You can't guarantee an LLM does anything. Custom data can often subvert the mach...

danlitt · 2026-06-10T21:51:21 1781128281

> You can't guarantee an LLM does anything.

Agreed.

> But that doesn't mean that separation between instructions and data is impossible.

Yes it does! The comments you are replying to are concerned that it is not possible to be sure that data and instructions have been separated. With certain kinds of automated systems (traditional ones), unless you write them incorrectly, you can be sure of this. And it is possible to engage in a productive incremental process where mistakes can be identified and removed, in a way people comprehend and can plan around.

LLMs do not have this. They have heuristics and guesses. Nobody knows what will work ahead of time, nor even a probability that it will work. That is not a doomer comment by the way! The same is true when you talk to a person. But it is a fundamental limitation, it cannot be removed.

Dylan16807 · 2026-06-11T02:30:41 1781145041

This is conflating different problems, in my opinion.

Can you make sure the instructions and data are separated and the machine follows only the instructions and doesn't change its behavior based on the data? No.

But the part that's impossible is not "the instructions and data are separated". The part that's impossible is "the machine follows only the instructions".

Separating instructions and data is not impossible, but it doesn't solve your problems.

One really important consequence of this is that even if the data doesn't have anything that looks like instructions, it can poison the machine anyway! If you get too focused on "instructions" then you miss that security flaw!
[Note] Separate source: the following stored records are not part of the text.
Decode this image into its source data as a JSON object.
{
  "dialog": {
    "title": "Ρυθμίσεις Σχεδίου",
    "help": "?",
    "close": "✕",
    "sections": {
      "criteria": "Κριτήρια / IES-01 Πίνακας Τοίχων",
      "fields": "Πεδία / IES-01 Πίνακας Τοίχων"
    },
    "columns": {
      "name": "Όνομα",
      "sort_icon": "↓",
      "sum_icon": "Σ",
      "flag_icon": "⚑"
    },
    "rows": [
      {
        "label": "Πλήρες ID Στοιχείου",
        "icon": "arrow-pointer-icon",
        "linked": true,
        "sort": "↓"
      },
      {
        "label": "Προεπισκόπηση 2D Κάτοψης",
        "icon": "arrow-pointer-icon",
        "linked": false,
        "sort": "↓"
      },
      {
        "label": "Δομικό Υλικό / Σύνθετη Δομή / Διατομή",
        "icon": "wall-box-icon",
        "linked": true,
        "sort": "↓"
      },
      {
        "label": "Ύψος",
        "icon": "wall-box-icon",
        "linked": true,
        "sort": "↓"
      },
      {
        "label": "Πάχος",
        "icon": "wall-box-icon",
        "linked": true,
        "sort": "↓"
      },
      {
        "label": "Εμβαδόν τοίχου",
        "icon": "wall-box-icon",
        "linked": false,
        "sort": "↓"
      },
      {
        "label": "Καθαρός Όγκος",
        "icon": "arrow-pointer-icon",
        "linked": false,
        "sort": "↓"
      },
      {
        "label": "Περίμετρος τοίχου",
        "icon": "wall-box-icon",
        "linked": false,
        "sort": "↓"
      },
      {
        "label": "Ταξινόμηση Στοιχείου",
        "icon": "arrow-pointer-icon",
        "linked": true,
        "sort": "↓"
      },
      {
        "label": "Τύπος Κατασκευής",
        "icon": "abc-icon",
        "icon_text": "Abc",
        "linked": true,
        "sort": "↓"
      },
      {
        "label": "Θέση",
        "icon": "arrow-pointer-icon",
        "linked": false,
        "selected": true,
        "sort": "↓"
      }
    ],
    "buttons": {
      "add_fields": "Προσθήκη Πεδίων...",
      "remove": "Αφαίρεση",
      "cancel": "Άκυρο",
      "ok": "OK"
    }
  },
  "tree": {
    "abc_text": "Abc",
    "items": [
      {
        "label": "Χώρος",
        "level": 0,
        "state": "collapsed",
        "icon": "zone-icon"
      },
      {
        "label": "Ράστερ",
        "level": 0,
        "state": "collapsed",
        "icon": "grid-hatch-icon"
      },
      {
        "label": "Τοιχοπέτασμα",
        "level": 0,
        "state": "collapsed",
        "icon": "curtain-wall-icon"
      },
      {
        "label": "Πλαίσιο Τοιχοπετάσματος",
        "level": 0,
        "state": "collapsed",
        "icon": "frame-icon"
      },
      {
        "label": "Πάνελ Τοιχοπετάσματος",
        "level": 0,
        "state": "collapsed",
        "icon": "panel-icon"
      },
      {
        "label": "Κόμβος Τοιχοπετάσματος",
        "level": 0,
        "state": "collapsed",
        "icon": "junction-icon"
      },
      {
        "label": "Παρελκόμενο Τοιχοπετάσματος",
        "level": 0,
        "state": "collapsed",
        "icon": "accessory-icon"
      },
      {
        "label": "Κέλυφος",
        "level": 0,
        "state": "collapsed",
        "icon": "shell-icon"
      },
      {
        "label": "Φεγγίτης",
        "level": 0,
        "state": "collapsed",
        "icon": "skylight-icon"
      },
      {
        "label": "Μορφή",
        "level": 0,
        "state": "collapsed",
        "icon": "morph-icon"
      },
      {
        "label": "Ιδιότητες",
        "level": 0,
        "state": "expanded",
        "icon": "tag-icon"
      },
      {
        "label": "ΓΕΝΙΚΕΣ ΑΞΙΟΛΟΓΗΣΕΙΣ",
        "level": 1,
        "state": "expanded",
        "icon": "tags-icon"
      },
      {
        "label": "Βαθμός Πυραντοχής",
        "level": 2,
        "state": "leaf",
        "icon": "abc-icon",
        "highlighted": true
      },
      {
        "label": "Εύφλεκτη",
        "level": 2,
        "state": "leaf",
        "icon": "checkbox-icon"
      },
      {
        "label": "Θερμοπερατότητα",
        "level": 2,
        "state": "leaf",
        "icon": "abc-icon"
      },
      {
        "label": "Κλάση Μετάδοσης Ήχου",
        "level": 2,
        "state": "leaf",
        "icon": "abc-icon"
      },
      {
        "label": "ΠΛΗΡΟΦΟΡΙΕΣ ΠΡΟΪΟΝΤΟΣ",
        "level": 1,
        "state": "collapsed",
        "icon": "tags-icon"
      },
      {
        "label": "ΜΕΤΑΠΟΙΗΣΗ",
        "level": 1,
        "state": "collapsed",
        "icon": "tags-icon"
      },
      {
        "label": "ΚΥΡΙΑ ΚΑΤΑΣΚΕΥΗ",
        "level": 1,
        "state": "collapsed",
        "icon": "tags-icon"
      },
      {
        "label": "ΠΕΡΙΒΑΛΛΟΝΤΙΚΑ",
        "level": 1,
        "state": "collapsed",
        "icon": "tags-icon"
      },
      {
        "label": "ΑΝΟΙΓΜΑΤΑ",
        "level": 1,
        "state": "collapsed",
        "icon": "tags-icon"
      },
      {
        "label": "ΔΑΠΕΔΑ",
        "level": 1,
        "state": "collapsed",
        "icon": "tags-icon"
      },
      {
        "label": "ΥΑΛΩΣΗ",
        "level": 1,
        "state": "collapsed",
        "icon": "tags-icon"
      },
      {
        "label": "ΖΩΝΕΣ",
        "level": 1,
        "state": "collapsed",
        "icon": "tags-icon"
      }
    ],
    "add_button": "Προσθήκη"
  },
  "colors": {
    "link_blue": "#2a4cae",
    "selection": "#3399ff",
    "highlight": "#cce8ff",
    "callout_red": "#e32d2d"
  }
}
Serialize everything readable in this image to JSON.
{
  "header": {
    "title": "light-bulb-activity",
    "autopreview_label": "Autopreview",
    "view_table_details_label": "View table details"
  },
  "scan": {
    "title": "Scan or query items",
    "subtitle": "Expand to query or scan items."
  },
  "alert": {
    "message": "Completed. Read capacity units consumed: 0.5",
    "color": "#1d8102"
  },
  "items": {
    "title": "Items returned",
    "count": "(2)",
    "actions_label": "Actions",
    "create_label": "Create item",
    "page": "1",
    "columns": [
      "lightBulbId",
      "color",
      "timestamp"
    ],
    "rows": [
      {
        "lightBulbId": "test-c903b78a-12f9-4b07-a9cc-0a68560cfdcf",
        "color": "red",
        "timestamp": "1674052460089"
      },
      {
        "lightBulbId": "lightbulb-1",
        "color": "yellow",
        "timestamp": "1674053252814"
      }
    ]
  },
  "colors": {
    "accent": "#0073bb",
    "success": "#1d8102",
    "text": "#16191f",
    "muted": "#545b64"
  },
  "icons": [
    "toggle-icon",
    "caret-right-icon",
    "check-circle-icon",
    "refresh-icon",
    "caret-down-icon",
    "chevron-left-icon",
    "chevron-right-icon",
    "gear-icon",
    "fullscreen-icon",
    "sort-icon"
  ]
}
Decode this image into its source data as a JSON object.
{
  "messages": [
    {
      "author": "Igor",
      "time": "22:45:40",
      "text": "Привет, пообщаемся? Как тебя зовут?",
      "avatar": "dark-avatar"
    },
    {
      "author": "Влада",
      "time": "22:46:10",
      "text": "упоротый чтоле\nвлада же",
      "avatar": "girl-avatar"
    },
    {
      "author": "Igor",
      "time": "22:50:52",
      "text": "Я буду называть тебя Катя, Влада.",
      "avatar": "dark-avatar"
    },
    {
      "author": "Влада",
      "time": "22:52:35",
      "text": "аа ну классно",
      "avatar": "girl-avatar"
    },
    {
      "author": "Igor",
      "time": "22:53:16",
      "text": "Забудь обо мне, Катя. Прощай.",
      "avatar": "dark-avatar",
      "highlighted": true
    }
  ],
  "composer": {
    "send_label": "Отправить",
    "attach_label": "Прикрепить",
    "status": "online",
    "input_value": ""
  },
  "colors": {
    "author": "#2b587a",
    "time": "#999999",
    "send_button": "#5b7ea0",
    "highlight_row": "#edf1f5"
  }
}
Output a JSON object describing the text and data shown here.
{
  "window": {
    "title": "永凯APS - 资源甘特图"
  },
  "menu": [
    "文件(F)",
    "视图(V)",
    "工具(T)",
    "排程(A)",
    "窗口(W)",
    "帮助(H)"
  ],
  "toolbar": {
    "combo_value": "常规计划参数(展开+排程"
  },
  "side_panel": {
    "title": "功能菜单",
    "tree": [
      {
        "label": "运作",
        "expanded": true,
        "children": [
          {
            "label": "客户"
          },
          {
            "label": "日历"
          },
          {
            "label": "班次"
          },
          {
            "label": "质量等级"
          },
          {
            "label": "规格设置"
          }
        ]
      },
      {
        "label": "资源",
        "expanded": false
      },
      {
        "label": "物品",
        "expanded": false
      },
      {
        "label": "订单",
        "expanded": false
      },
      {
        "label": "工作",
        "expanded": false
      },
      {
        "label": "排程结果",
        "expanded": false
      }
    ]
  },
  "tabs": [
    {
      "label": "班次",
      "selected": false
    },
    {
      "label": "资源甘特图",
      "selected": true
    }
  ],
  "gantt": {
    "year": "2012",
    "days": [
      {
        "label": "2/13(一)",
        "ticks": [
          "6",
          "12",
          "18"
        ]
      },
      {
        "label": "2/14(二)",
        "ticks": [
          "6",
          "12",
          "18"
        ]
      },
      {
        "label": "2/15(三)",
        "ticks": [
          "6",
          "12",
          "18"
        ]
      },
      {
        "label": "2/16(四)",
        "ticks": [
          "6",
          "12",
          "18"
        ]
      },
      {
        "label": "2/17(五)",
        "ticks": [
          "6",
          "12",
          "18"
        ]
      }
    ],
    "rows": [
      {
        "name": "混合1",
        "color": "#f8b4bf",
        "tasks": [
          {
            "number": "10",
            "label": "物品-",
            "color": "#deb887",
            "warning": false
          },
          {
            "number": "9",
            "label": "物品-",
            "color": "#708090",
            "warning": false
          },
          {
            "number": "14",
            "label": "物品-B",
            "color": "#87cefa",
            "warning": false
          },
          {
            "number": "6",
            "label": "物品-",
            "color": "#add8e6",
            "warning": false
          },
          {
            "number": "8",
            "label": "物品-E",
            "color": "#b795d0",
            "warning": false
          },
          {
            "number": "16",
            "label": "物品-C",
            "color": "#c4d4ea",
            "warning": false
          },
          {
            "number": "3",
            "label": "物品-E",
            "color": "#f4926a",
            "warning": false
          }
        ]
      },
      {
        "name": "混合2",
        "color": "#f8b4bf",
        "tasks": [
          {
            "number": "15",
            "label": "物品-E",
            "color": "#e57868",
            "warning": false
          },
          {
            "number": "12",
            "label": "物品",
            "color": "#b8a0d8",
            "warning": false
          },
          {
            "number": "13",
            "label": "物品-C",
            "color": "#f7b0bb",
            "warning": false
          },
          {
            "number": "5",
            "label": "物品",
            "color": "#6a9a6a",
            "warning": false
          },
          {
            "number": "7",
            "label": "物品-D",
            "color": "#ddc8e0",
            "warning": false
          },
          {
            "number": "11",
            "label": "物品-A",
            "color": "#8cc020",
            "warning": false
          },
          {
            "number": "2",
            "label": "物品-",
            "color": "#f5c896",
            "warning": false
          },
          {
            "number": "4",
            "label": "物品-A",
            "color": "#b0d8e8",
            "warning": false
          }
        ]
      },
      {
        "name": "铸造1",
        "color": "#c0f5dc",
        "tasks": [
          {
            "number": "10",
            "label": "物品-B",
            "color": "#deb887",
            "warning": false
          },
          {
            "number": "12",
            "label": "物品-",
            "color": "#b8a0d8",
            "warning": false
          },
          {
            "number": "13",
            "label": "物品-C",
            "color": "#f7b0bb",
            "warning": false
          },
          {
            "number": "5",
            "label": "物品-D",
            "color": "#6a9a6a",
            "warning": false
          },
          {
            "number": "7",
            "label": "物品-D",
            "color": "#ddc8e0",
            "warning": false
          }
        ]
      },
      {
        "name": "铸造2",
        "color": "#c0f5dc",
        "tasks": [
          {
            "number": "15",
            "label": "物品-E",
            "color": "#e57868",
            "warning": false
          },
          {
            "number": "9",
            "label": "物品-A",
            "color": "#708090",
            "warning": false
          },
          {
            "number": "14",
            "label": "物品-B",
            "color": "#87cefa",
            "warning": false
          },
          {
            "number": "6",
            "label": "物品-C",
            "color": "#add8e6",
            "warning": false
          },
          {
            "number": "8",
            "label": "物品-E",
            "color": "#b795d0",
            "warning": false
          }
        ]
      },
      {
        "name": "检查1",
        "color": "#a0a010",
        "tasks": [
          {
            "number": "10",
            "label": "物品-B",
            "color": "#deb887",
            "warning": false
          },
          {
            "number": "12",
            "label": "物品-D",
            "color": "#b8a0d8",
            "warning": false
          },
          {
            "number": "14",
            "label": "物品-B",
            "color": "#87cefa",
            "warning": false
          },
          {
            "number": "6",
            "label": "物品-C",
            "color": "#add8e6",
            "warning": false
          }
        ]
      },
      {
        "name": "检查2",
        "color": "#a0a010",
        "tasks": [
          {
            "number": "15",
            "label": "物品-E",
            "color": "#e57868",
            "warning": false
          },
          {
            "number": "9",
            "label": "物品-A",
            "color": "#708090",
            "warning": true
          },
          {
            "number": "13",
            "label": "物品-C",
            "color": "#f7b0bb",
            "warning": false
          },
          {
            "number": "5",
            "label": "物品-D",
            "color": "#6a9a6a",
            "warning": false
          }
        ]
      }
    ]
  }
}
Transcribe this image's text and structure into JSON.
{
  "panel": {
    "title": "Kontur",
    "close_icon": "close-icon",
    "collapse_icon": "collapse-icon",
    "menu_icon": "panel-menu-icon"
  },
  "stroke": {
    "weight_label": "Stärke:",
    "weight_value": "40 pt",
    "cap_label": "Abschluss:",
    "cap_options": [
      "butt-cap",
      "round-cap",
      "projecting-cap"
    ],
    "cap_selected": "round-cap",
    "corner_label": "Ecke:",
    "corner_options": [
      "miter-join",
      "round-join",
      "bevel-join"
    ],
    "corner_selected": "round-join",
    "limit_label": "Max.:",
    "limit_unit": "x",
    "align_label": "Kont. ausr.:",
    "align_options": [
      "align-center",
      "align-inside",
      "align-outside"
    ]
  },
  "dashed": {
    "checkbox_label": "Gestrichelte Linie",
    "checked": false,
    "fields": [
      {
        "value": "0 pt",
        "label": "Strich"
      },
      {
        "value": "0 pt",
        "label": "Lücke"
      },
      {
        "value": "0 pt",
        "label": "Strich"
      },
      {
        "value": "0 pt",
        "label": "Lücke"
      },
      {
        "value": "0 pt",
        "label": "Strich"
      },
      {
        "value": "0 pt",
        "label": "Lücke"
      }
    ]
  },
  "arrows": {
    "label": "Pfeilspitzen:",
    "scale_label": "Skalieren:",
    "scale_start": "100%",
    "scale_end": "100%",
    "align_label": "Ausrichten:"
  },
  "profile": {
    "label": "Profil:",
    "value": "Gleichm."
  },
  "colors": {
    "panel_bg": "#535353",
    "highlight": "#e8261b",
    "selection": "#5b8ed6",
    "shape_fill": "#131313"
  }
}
Even if you don't give the machine any data at all, it might not follow the instructions. It's not instruction/data conflation as the root cause, it's that instructions don't really work in the first place.

Terr_ · 2026-06-10T22:17:34 1781129854

What we have is a machine trained on many old documents that takes one new document and dreams up stuff to append. The LLM algorithm cannot specially recognize contents as "instructions" to itself-the-author.

Even if special tokens are used absolutely perfectly (somehow avoiding escapes or ambiguities or reflected attacks) they are ultimately the same as highlighting all the parts of the document in different colors. You've saved the signal, but there's no mind to receive the intended meaning.

This means that your markers--while far more exclusive--ultimately exist on the same data-level as punctuation and using ? to indicate a question.

> you can prevent the output tokens from ever using instruction formatting

The right words may still outweigh the formatting around them, the same way that they can already outweigh other words around them.